Court Opinion

ID: 3990871
Source: CourtListenerOpinion
Date Created: 2016-07-06 10:50:50.745546+00
Date Added: 2024-06-11T14:23:05.923227
License: Public Domain

I can concur in the conclusions reached by the majority upon all the issues involved in this appeal, were I convinced that the denial of a separate trial for this appellant was without *Page 64 
prejudicial error and that he could have a fair trial when jointly tried with his codefendant, Bessie M. Bidwell.
To my mind the record amply discloses that he could not have a fair and impartial trial when jointly tried with her. It seems to me that the results reached by the jury so prove. Although he and his codefendant had been guilty of libidinous conduct together for some time, she was much the more intelligent of the two and had more initiative than he. Yet she was acquitted of murder in the first degree and found guilty only of murder in the second degree by the same jury. State v. Bidwell, 150 Wash. 656,274 P. 716.
Throughout the trial the interests of the two defendants grew more and more antagonistic. While the trial judge was very alert and ably discriminative in separating the evidence that was admissible as against his and that which was admissible only against his codefendant, and advising the jury accordingly, such conflicts recurred frequently and could only result in the greatest confusion in the minds of the jury. Jurors would naturally be more antipathetic toward the male defendant, who was proven to be the paramour of the woman, than toward her.
There could have been no legal objection to the granting of separate trials, other than that of economy in time and money in the trial.

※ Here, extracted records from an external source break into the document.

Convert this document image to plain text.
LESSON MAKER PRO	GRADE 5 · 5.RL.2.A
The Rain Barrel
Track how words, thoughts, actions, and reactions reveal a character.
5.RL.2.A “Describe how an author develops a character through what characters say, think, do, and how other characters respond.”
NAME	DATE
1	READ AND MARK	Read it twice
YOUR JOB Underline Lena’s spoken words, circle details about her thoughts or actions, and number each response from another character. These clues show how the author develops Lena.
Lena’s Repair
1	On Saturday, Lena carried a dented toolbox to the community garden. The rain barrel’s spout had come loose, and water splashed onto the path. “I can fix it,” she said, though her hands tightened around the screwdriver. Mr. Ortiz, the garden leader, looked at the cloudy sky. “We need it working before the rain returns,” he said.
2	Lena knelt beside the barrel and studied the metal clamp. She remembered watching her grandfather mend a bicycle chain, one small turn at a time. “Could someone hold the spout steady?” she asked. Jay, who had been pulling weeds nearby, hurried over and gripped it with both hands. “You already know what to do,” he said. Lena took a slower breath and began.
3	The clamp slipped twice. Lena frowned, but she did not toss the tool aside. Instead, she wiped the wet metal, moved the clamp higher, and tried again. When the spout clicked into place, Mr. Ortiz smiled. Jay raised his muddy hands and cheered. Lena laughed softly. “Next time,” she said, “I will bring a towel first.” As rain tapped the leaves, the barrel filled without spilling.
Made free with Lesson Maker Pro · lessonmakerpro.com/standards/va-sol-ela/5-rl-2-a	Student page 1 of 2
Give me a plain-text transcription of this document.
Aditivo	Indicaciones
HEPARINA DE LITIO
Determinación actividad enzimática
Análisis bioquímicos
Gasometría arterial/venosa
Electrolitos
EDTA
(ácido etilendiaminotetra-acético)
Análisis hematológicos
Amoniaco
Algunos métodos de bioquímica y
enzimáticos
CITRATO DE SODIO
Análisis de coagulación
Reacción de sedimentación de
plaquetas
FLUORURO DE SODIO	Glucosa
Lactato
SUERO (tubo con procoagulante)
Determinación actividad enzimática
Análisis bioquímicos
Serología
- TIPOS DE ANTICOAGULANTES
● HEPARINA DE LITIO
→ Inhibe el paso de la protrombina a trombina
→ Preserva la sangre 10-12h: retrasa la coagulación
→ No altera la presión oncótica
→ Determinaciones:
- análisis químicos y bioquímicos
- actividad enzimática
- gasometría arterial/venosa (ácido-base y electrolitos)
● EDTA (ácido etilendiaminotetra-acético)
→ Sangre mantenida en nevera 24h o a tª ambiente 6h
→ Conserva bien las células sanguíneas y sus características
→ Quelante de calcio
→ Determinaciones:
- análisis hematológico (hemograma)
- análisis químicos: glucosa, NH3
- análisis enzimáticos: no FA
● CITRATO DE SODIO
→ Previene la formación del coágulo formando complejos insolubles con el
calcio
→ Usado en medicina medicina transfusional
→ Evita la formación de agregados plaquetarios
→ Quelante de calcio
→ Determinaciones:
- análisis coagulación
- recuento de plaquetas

To my mind the evidence fully discloses that the three grounds upon which the motion for separate trial was made by appellant were well founded and more and more strongly manifested throughout the trial.
We have often concluded that the trial court abused its judicial discretion in denying rights to a party which were disclosed to be well founded by the record. While I do not hesitate to say that the trial judge conducted *Page 65 
the trial most ably, in my opinion he erred in refusing separate trials, that this appellant suffered greatly from that denial, and should have a new trial.
I therefore dissent from the conclusion of the majority upon that one question.